Survey Data

Reg No

21517176


Rating

Regional


Categories of Special Interest

Architectural, Artistic


Original Use

House


In Use As

House


Date

1830 - 1840


Coordinates

157403, 156443


Date Recorded

22/07/2005


Date Updated

--/--/--


Description

End-of-terrace two-bay four-storey over basement brick townhouse, built c. 1835, with a front railed basement area, a three-storey return and a stone coach house to rear lane. M-profile natural slate roof and pair of brick chimneystacks with clay and terracotta pots, one to east gable wall, one to west party wall. Red brick wall laid in Flemish bond with cement re-pointing with limestone coping to parapet wall. Rendered basement elevation with a limestone ashlar plinth course delineating ground floor level.
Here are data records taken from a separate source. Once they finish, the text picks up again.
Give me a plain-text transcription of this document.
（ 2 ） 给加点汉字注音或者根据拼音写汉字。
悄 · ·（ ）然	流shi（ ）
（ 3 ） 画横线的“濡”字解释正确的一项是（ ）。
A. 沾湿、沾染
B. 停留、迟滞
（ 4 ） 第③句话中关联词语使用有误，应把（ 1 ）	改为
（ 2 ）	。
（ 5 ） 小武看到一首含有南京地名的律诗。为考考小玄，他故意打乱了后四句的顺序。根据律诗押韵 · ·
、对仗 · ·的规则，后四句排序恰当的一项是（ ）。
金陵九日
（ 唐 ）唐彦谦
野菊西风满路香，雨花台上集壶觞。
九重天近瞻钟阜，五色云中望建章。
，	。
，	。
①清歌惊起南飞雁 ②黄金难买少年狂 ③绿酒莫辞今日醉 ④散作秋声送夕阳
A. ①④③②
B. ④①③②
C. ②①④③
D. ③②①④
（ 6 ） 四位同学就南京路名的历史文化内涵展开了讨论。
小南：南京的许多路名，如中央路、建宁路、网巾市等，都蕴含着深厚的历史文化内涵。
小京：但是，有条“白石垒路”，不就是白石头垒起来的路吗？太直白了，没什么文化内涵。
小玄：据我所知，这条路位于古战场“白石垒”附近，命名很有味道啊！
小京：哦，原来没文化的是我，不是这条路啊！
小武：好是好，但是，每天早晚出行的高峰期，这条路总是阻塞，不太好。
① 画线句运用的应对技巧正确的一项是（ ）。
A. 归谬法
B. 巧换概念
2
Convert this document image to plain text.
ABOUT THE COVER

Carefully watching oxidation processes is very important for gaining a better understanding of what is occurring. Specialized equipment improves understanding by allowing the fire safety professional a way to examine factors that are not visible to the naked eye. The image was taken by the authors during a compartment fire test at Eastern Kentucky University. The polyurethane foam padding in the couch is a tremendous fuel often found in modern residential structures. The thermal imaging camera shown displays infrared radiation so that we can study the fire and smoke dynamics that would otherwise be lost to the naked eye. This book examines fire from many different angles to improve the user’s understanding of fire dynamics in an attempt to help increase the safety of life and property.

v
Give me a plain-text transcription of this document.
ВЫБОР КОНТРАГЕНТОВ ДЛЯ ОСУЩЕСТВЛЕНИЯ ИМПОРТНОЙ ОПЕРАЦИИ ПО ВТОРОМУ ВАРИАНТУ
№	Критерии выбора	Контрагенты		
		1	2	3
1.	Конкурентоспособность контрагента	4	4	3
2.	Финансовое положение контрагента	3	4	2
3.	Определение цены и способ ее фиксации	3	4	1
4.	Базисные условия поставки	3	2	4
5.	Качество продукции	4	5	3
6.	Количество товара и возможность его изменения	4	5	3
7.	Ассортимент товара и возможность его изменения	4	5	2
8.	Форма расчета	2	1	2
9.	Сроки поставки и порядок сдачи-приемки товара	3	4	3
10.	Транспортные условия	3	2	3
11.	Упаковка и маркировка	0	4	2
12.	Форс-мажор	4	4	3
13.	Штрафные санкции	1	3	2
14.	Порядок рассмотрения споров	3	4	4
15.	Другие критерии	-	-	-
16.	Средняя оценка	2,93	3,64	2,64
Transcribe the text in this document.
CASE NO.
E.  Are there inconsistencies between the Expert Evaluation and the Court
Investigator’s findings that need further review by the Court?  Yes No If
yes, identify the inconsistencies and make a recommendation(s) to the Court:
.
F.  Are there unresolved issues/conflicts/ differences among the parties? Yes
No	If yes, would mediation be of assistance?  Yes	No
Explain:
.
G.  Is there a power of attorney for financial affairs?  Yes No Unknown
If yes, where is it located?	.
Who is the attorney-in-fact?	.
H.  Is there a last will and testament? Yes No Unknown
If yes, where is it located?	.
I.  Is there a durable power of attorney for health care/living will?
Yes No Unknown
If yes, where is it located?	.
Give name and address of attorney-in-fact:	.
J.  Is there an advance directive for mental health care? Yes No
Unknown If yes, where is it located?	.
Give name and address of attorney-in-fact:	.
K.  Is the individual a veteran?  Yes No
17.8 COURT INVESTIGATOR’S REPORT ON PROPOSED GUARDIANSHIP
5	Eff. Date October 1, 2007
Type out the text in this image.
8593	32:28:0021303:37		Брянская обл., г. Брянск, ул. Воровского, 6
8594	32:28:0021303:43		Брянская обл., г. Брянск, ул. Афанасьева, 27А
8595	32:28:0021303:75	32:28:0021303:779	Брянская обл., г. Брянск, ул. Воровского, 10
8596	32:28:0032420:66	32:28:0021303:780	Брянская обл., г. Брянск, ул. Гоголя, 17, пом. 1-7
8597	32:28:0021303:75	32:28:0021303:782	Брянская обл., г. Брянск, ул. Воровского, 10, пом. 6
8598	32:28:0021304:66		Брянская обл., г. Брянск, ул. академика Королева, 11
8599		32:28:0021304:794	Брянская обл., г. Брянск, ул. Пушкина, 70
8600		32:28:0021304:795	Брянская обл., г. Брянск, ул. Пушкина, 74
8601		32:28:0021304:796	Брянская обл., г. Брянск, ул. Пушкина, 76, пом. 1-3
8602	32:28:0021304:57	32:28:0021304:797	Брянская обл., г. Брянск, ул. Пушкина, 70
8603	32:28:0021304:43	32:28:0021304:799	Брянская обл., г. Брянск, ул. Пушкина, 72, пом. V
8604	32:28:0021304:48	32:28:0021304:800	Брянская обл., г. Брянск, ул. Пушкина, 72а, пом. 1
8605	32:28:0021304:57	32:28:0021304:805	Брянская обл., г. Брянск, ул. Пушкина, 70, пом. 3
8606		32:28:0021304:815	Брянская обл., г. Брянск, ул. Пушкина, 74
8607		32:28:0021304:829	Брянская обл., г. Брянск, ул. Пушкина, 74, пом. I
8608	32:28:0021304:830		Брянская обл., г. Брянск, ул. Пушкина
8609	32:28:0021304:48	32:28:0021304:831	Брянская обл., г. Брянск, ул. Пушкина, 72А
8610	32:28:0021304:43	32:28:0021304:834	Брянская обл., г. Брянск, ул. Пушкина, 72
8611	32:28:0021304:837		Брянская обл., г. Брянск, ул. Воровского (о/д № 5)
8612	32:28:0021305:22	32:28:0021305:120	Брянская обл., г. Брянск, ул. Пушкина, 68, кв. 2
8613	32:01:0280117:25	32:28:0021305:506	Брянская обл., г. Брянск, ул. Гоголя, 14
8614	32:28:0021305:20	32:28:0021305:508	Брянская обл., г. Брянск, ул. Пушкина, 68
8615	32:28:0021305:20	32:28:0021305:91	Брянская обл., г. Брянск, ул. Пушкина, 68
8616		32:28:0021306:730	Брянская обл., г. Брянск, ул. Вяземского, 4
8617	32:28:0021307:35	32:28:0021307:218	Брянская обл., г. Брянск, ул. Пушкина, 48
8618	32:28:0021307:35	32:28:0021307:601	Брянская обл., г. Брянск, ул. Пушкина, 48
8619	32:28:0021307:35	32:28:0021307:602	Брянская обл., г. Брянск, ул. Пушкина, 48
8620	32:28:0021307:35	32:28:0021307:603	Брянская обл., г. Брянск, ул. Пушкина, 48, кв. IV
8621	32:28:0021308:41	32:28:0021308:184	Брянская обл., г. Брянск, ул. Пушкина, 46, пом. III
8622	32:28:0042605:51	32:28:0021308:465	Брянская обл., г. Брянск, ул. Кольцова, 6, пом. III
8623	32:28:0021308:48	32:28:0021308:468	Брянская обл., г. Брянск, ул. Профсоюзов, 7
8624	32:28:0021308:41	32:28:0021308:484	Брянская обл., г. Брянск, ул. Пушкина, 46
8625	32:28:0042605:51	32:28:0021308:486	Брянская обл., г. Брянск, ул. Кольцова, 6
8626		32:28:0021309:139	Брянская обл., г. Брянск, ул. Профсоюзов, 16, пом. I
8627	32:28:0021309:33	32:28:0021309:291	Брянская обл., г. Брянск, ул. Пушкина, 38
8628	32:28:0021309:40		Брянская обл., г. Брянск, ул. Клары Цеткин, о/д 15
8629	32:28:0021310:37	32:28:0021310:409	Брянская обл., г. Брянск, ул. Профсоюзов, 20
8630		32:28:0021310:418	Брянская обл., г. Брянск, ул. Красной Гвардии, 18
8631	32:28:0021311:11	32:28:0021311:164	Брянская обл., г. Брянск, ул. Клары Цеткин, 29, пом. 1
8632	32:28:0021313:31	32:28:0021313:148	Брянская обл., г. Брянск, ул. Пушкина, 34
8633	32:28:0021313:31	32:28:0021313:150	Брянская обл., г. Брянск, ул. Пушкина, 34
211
Gauged brick flat-arched window openings with rendered reveals, limestone sills and timber sash windows. Replacement uPVC windows to side elevation and easternmost bay at third floor level. Six-over-three timber sash window, to third floor level and six-over-six timber sash window to second floor, with modern steel balconies; six-over-six timber sash windows to first floor with decorative cast-iron balcony supported on decorative brackets; six-over-six timber sash window to ground floor and replacement sash window to basement elevation. Some cylinder glass. Gauged brick three-centred arched door opening with moulded surround and original timber-panelled door flanked by painted sandstone Ionic columns on base blocks supporting heavy plain entablature and decorative webbed fanlight above, opening onto limestone platform with Gothic style cast-iron bootscraper; front door platform accessed by five limestone steps flanked by spear-headed wrought-iron railings and cast-iron rail posts on limestone plinth which return encloses basement area.

Appraisal

A very fine late Georgian townhouse, which forms part of a terrace of four houses. While retaining many important external features, this house remains in residential use. As a whole this terrace is one of the finest in the city. A plaque on the front of the building announces that Barrington Street was named after the Barrington family who made great contributions to the development of the City in the eighteenth and nineteenth centuries.